Bu şirketin kuruluşu dikkat çekmiş olacak ki; THY’nin yüzde 49 hissesi Varlık Fonunda olduğu için CHP Sivas Milletvekili Ulaş Karasu, TBMM ne soru önergesi sunmuş. Cumhurbaşkanı Yardımcısı Cevdet Yılmaz tarafından cevaplanmak üzere. Mutat olduğu üzere “Ulaştırma Bakanlığı’na sorun” ya da “THY özel şirkettir, kendi açıklamasını kendisi yapar” cevaplarından biri verilecektir. Diye düşünüyorum.
Bu yüzden, hemen THY’nin ilgili KAP açıklamasına baktım. Ticari Sicil Gazetesinde 22 maddede 1,5 sayfa yazılan amaç ve konunun, aynı gün yapılan KAP açıklamasında, “Ortaklığımızın çeşitli yatırım projelerinin bir iştirak şirket üzerinden yönetilmesi” cümlesiyle özetlenmiş olduğunu gördüm.

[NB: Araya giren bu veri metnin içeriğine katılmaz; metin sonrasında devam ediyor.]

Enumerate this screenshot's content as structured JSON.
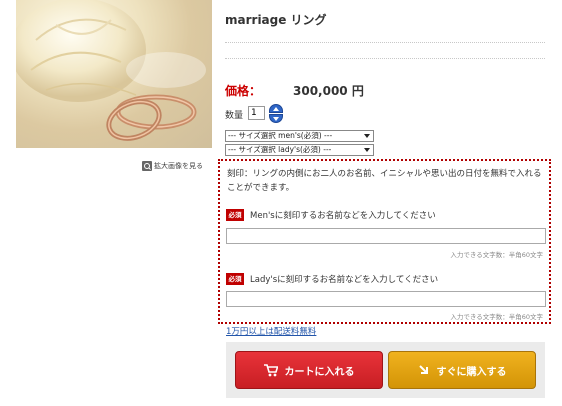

Gayrimenkul yatırım şirketlerinin amacının, getiri potansiyeli yüksek gayrimenkullere ve gayrimenkul projelerine yatırım yapmak, portföylerindeki gayrimenkullerden kira geliri ve gayrimenkul alım satım kazancı elde etmek olduğunu biliyoruz
Bu nedenle, THY’nin asli görevleri olan pazarlama-satış ve uçak alım-bakım dışında hangi yatırım projesi var? diye düşününce, ilk olarak, Kanal İstanbul güzergahında ve İstanbul Havalimanı yakınında bulunan, konut projesi geldi aklıma.
Emlak Konut GYO ve THY iş birliğiyle, Arnavutköy’de devam eden konut projesi bu yeni şirketin faaliyet alanına girecektir, muhtemelen. Sayın vekil de tam olarak bunu sormuş soru önergesinde. “Önergenin yanıtlandığı tarih itibariyle, bu sektörlerde herhangi bir yatırımda bulunulmuş mudur? Bulunulmuş ise mahiyetleri nelerdir?” Diye de eklemiş.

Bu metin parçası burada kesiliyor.